There are several reasons why most mainstream news organizations have been slow to embrace link journalism.

First, news orgs typically act as though other news orgs don’t exist (blame long-standing notions of “owning” the news, and more recent unjustified fears of sending readers away). Second, news orgs had few mechanisms for breaking out of that walled-garden mentality online — for finding good stories among the web’s reaches, and delivering those stories to readers — even if they wanted to.

But there’s a third, more fundamental, barrier to linking: Many journalists worry about the wild wild web.

As Carolyn Washburn commented on my post about a link-based newswire,

We need to ensure a process by which we understand the sources of the content, the understanding that not all links are created equal. We need to guarantee the expertise. The standards those sources apply for balance and news judgment.

Robert Fisk was blunter in a recent lecture:

“To hell with the web, it’s got no responsibility.”

It’s true that there’s lots of unverifiable garbage online (which journalists’ networked editorial judgment can nonetheless help filter from the good stuff). What many people tend to forget is that the web also makes accessible basically every reputable news outlet and thinker on the planet. Think of all that as the Internet’s natural spring — the total-information flipside to Google CEO Eric Schmidt’s “cesspool.”

A typical newspaper may draw from two or three dozen sources, depending on which wire services it uses. In contrast, there are conservatively more than 2,000 newspapers, magazines, and web sites (e.g. Slate, Talking Points Memo, Washington Independent, journalists’ blogs) in the U.S. alone that newspapers could link to without worry.

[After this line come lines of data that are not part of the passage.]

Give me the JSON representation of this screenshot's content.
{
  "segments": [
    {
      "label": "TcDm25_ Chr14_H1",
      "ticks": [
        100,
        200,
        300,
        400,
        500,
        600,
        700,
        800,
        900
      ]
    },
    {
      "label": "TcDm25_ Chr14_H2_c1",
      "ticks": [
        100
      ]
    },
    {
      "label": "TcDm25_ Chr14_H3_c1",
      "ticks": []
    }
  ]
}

Add blogs written by academics (e.g. Balkinization on law, Language Log on language, Marginal Revolution on economics) and think-tankers, and that number is probably more like 2,500 to 3,000.

Nervous news organizations can embrace link journalism by tapping the spring — they don’t have to dip even one editorial toe into the cesspool. (Hooray for stretched metaphors!)

Don’t think that’s worth it? Consider Talking Points Memo: Josh Marshall and his crew didn’t own the U.S. Attorney story (and win a George Polk award) by linking to cranks and anonymous message boards. They did it by supplementing their own reporting with links to other mainstream news organizations and to documents, legislators’ letters, etc.

Yes, we need to encourage ethics, trust, and transparency on the web. These standards are what turn linking into link journalism, and they will become ever more important as the power of the press spreads among millions of citizens.

But the cesspool isn’t all-consuming. And it shouldn’t discourage journalists from linking today.